I pretty much figured I couldn't go, and shouldn't since my main art is writing, but I just found a diary-type book from high school in which I wrote my future goals. 9th grade: "Things I Want to Do in the Future: Be an actress, write, be a wife and mother." 10th grade: "Things I Want to Do in the Future: Be an actress, wife, mother, writer." 11th grade: "What I Want to Be: Actress, writer, work on TV production...? museum worker?" 12th grade: "What I Want to Be: Actress, writer, something involved with Radio/TV/Film." Now, there were a few other things in there--I also wrote that I wanted to go to UT (which I did), live in Santa Fe (no), skydive (no), and ride in a hot air balloon (no), but note that actress came before writer every year back then. I am a wife, a mother, and theoretically a writer, but acting went bye-bye long ago. I don't know if there's any point in pursuing it now just because I said that in the distant past, but there is still a definite draw there for me.

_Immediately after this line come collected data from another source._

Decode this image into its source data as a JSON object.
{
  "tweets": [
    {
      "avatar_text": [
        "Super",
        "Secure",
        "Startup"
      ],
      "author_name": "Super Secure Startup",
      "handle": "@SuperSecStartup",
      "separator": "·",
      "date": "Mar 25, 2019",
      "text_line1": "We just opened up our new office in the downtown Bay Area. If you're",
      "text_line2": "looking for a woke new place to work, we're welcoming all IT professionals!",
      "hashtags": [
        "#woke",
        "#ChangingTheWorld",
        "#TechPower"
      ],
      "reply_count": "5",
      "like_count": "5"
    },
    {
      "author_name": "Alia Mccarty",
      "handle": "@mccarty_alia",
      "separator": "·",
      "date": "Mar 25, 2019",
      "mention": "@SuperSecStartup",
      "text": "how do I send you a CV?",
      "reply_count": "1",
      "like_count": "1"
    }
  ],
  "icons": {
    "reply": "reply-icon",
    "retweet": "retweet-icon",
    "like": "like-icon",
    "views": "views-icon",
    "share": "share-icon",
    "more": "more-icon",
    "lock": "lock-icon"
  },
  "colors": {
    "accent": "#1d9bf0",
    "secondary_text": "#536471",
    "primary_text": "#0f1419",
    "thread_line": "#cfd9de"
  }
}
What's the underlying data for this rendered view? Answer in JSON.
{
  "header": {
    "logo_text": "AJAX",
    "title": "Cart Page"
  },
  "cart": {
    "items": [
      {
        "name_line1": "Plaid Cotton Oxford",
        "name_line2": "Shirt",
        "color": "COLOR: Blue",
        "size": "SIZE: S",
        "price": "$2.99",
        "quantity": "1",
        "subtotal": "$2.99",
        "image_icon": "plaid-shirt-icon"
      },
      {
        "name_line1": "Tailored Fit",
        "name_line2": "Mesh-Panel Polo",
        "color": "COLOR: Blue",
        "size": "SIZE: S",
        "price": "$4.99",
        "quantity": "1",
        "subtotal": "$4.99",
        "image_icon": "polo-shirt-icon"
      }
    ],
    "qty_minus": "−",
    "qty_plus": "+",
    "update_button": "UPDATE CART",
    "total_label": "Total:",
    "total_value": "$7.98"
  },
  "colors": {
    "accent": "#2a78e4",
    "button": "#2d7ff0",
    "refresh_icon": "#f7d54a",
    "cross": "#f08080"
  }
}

So the questions I have for my patient readers is:
(1) If I might have any talent at visual art, would I already know it by now? Aren't artists generally driven to create art throughout their lives? Is there any point in taking up visual art as an adult? I don't aim to develop strong enough skills to be an illustrator or anything, it would mainly be for fun, but I'm sort of curious whether I could do it.
(2) Why isn't creative writing usually counted as one of "the arts"? I know it sometimes is, as I have read poetry as part of a church "Arts Fest" before, and it is possible to get an MFA in Creative Writing. But it seems like it's only counted rarely. Is it because visual and performing arts are easier to recognize as art or easier to display? Or because there's a very blurry line between, say, expository writing and journalism, some of which is very artful and some of which is purely practical, and art? I think film also gets left out of "the arts" a lot, and it also has some very blurry lines around the edges, but then some people consider it art, also. In fact, my Radio/TV/Film degree from UT-Austin is a Bachelor of Science degree, but at UT-Arlington, Radio and TV were in Liberal Arts, while Film was in the Fine Arts department!
Subscribe to:
Post Comments (Atom)
1 comment:
I went to architecture school and had a friend who, through the Design coursework over a couple of years, became a competent artist. Her stuff was child-like when she started but really improved after doing the required daily sketches. You can learn to draw well, too.